Denver Botanical Gardens
That’s Denver Botanic Gardens, as in Many Gardens
by Kathy Haq
Any visitor to Denver Botanic Gardens’ York Street location has some choices to make. The 24-acre campus contains more than 50 gardens, ranging from the regionally focused to those identified as “internationally inspired,” “ornamental,” “shady,” and “water gardens.”
In the Cheesman Park neighborhood on Denver’s east side, the York Street gardens sit atop land that once housed the city’s first cemetery, Mount Prospect Hill. Most of the bodies were removed in the 1890s, and today, instead of graves and headstones, the space is alive with plants, science and art exhibitions, educational programming, and ongoing research.
The gardens encompass several other sites as well: Chatfield Farms, a 700-acre native plant refuge and working farm located near Littleton; the Plains Conservation Center in Aurora, offering educational programming on the prairie ecosystem and cultural history of Colorado; and Mount Goliath, near Idaho, managed in cooperation with the U.S. Forest Service and featuring the highest-altitude cultivated garden in the country. With more than 1.3 million visitors in 2018, the Denver Botanic Gardens are considered among the nation’s most visited.
All told, there are seven living collections, including alpine plants, aquatic plants, cacti and succulents, Colorado natives, steppe plants, and tropical plants.
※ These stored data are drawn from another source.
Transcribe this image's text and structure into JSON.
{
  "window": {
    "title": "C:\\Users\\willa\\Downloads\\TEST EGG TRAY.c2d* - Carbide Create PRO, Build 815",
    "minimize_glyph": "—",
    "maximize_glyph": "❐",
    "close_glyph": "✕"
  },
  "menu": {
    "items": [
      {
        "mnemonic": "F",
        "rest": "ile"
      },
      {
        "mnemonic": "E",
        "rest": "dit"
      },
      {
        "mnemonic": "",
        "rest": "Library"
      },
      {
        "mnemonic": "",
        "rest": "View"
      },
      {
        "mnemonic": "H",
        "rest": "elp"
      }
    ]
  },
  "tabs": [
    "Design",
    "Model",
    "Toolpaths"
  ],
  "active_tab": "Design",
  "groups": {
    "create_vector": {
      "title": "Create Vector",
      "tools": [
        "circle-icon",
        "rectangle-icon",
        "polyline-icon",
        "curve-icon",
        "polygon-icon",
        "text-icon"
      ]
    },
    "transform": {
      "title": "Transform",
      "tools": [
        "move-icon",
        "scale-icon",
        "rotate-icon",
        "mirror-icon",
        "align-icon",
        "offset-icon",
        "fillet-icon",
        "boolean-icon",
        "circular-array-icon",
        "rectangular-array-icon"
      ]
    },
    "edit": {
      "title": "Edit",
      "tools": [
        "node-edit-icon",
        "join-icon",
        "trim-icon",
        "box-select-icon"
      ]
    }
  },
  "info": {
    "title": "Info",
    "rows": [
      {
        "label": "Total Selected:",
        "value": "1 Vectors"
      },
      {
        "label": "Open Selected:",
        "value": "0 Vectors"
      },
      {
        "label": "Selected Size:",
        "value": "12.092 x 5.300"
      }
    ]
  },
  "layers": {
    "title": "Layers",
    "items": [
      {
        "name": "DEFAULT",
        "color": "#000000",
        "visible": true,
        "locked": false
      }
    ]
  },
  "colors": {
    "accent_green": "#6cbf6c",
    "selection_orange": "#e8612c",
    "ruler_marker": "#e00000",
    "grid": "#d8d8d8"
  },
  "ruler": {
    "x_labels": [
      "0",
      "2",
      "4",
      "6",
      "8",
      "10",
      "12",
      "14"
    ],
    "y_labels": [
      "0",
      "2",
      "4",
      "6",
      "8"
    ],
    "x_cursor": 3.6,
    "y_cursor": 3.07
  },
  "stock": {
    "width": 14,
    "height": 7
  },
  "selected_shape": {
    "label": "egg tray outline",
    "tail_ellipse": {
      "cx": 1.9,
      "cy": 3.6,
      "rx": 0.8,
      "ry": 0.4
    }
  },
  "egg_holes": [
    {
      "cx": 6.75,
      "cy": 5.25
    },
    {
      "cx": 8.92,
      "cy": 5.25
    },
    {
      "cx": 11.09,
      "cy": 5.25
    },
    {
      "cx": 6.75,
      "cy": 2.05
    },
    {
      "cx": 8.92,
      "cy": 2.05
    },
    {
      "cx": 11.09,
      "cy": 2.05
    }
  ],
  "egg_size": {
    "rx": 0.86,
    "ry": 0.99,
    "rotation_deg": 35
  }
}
Each group is extensively researched, with individual plant life cycles documented from beginning to end. The so-called “Amenity Collection” showcases plants of the Rocky Mountain and Great Plains region, interwoven with traditional garden favorites like lilacs, daylilies, peonies, roses, and bulbs, with the stated goal of demonstrating “ways to combine local plant palettes for different situations and needs, using a wide spectrum of trees, shrubs, perennials, and annuals.”
At approximately 5,400 feet, in a semi-arid climate in USDA cold-hardiness zone 5, the York Street gardens offer a dazzling perspective on a range of plants that could potentially thrive in Santa Fe. One could spend many days getting to know these gardens. A quick perusal during an organized tour in early October 2019 left this first-time visitor impressed by the diversity of species, the variety of water features, and the number of plants still in bloom that late in the season. Perhaps most surprising: the architecture, hardscape, and foliage combine to create a real sense of intimacy in each of the garden settings. Benches where visitors can sit and simply “be” are scattered throughout.
If you’re planning a visit, it’s worth checking out Denver Botanic Gardens’ comprehensive website, especially the Explore Our Gardens pages and the Gardens Navigator, where you can search for plants, explore gardens and their features, discover flowers in bloom, take a virtual tour, and locate memorial and dedicated items. Finally, there is a Gardening Resources site staffed by the Colorado Master Gardeners at the Denver Botanic Gardens, some of whom were planting spring bulbs during my visit.